I don’t know how to handle that. I currently have a reference of it in a lot of my other classes, and I manually assigne it everytime. But repetition is often a deadgiveaway. There is probably a better way to handle that.
I was thinking about adding a static reference inside GameManager to the current instance.
And inside of my classes, I would do GameManager.instance.GetCameraManager().DoStuff()
The .instance feels a bit ugly, and I was thinking about making the whole class functions statics, as I’ll always need one GameManager and no more.
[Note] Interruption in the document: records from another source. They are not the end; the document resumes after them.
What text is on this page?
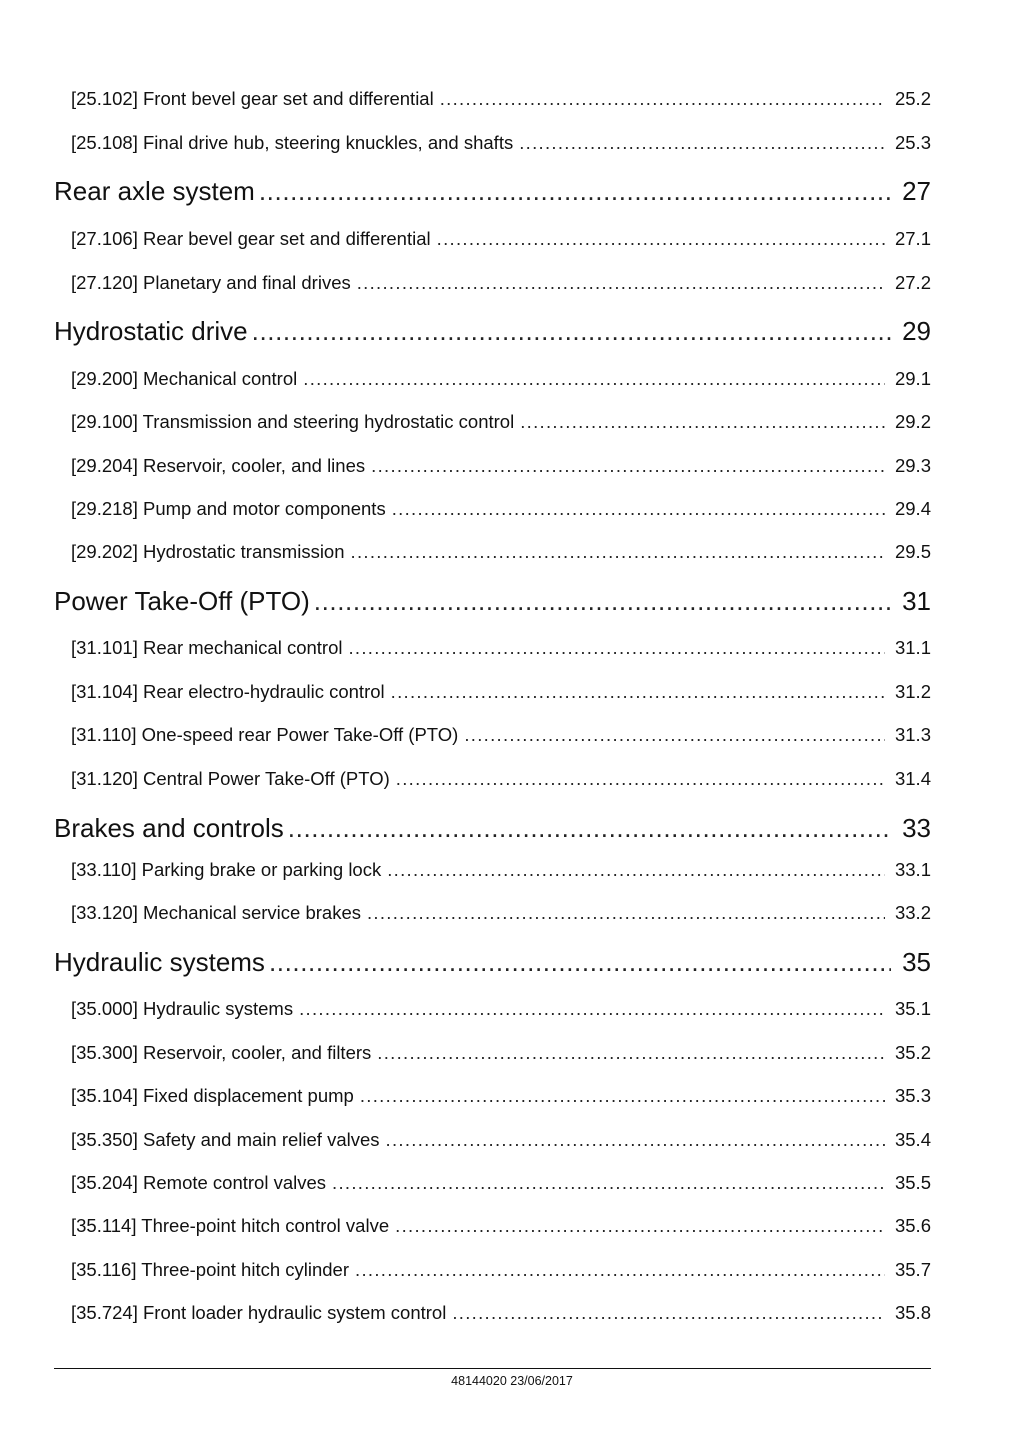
[25.102] Front bevel gear set and differential .....	25.2
[25.108] Final drive hub, steering knuckles, and shafts .....	25.3
Rear axle system .....	27
[27.106] Rear bevel gear set and differential .....	27.1
[27.120] Planetary and final drives .....	27.2
Hydrostatic drive .....	29
[29.200] Mechanical control .....	29.1
[29.100] Transmission and steering hydrostatic control .....	29.2
[29.204] Reservoir, cooler, and lines .....	29.3
[29.218] Pump and motor components .....	29.4
[29.202] Hydrostatic transmission .....	29.5
Power Take-Off (PTO) .....	31
[31.101] Rear mechanical control .....	31.1
[31.104] Rear electro-hydraulic control .....	31.2
[31.110] One-speed rear Power Take-Off (PTO) .....	31.3
[31.120] Central Power Take-Off (PTO) .....	31.4
Brakes and controls .....	33
[33.110] Parking brake or parking lock .....	33.1
[33.120] Mechanical service brakes .....	33.2
Hydraulic systems .....	35
[35.000] Hydraulic systems .....	35.1
[35.300] Reservoir, cooler, and filters .....	35.2
[35.104] Fixed displacement pump .....	35.3
[35.350] Safety and main relief valves .....	35.4
[35.204] Remote control valves .....	35.5
[35.114] Three-point hitch control valve .....	35.6
[35.116] Three-point hitch cylinder .....	35.7
[35.724] Front loader hydraulic system control .....	35.8
48144020 23/06/2017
But I’m not sure how to assign gameobject to it. Can static fields of script be serialized somewhere in Unity ? Static propreties that are linked to scene element is a bit weird itself, so i’m also unsure of this solution. I’ve heard about ISerializationCallbackReceiver, maybe I can create a element in my scene that will setup my GameManager properties when loaded.
Is there something I missed or am I heading in the right direction ?
These are pure-code solutions, do not put anything into any scene, just access it via .Instance!
If it is a GameManager, when the game is over, make a function in that singleton that Destroys itself so the next time you access it you get a fresh one, something like:
public void DestroyThyself()
{
Destroy(gameObject);
Instance = null; // because destroy doesn't happen until end of frame
}
There are also lots of Youtube tutorials on the concepts involved in making a suitable GameManager, which obviously depends a lot on what your game might need.
Having to call .instance is part of using the singleton pattern.
The singleton pattern causes tight coupling between classes. One way of decoupling could be using scriptable objects. An example is from Ryan Hipple’s video about scriptable objects.
Personally I try to avoid using the singleton pattern as much as possible. But if you find it easier to manage your project that way, that is completely up to you. It depends on your personal preference.
The scriptable object solution can potentially introduce a new problem. Asset management and serialization of them. When the project grows larger the management of all these scriptable objects may get messy.
Also adds limitations when you’re using Addressables. You have to separate addressable scriptable objects and the ones that are built with the project. They’re separate instances.
if prefabA is loaded through addressables and references player health and you have a scene built-in with a reference to that same player health then you get 2 different player health object instances. One from addressables and one built-in.
It’s kinda complicated.
This is a huge limitation. Worked on a project the last few years with an enormous web of SOs used to configure all the different subsystems, bringing it all together nicely at runtime. This “context” object lived on just about EVERYTHING in the project.
We dropped in Addressables and then all of a sudden we had to completely revisit our SO config system. If we had simply used a service locator pattern from the start (eg, lazy-loaded singletons), nothing would had needed to change.
What I did in our project was move every scene to addressables. Begin with a built-in bootstrap scene that only loads in an Addressable bootstrap scene. From there we update and continue.
All scriptable objects created are under 1 folder, so we dragged in the folder into an Addressable group. So we don’t get any duplicates.
So any references to scriptable objects in the addressable scenes are now referencing the scriptable objects from addressables.